Read the criticism again, Art (the corrected version). The criticism stands.
Regardless the main thrust of the article is to highlight the growing disparity in wages between the highest and lowest earners and how this has become an issue for politicians from all parties.
That's not what you said in your post and it isn't the claim made in the title of the article. You said:
From the data in the rest of the article it would appear that since 2000 the poor have indeed being getting poorer both in relative and in absolute terms.
And that's the part I took issue with (though they didn't say poor, they said middle-wage earners) - the part that is flat wrong. The thesis of the article comes through in the first three paragraphs. It was wrong when they wrote it a year and a half ago and is even more wrong now.
Top income earners saw their wages continue to grow uninterrupted throughout the recession whilst the lower earners saw a fall in real incomes.
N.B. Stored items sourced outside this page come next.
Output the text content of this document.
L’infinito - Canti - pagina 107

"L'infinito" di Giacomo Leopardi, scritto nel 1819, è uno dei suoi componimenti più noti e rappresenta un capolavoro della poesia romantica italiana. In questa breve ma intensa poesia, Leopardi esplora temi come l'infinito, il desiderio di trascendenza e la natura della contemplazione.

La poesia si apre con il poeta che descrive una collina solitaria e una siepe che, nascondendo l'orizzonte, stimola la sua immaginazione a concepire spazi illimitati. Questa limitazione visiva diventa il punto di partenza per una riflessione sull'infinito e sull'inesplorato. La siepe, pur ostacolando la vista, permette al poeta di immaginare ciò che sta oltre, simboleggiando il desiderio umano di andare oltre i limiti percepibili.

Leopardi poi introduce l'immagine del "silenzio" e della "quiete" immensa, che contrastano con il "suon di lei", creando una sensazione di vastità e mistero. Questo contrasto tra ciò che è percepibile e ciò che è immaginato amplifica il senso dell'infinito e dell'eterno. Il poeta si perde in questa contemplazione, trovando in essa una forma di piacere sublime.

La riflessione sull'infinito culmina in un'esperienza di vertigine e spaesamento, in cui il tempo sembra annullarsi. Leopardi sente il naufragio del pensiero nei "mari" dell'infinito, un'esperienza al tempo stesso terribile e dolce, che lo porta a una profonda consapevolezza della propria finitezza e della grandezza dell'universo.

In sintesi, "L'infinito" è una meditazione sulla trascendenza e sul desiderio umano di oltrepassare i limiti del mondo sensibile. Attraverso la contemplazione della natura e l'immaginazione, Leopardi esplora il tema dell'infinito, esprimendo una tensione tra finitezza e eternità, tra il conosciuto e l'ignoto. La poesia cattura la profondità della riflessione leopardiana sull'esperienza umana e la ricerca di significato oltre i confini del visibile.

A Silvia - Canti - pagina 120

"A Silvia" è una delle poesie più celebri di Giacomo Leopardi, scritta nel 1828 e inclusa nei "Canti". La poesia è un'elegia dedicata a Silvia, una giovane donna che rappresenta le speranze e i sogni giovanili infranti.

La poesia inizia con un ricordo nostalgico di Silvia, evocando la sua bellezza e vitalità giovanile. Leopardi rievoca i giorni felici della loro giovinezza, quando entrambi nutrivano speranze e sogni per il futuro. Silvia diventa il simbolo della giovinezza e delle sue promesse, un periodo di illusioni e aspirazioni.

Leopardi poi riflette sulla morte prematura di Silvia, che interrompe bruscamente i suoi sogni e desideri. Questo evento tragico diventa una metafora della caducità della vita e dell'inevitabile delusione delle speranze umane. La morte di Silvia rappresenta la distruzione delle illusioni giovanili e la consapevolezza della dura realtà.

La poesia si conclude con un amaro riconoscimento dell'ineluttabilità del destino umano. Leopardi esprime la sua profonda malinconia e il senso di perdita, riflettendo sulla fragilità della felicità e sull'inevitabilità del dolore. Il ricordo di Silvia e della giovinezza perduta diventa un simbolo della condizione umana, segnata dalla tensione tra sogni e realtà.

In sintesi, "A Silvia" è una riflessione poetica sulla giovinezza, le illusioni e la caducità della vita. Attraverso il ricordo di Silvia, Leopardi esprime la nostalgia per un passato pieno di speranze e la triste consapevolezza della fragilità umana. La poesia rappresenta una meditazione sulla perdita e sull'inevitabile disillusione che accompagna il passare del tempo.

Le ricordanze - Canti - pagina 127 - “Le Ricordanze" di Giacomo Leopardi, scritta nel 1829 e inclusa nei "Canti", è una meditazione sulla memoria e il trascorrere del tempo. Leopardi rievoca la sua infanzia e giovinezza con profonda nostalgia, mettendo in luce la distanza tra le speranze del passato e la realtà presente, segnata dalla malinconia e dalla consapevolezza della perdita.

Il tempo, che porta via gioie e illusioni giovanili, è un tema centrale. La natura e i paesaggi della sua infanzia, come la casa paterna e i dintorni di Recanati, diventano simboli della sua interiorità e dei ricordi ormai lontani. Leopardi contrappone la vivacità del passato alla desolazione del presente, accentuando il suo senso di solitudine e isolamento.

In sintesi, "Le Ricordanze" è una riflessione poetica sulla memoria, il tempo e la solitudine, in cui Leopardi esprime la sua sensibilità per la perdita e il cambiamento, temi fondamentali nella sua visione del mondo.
This directly contradicts your oft stated opinion that in absolute terms the poor also always get richer. Evidently in recent years they have not.
What recession? There has never been a recession that I know of where incomes didn't fall across the board. That includes the 2001 recession and it includes the incomes of the rich, but I didn't expect you to look at the data I linked anyway. :wink:

So to save you one mouse click, here is the average income for the top 5% of wage earners for the past few years:

2006--$297,405
2005--$290,373
2004--$281,686
2003--$277,616
2002--$281,317
2001--$296,628
2000--$295,515
http://www.census.gov/hhes/www/income/histinc/h03ar.html

To put that into words, the incomes of the rich dropped from 2001 to 2003 and didn't surpass their 2001 high until 2006. Had the BBC article chosen to cite this data in the same way they cited the data for the middle income, it would have looked like this:
[what they said]For real household incomes, the median point - the level at which half of households earn more and half less - has actually fallen over the past five years.
Cumbersome, but here's what the next sentence could have read if they had chosen to be consistent in their reporting:
Hypothetical Unbiased Reporting said:
The incomes of the top 5% have also fallen over the past five years.

By the way, you either misread or deliberately misstated my assertion about what happens to the incomes of the middle income bracket over time. You can try again if you wish. I'll give you a hint, though: I posted a graph.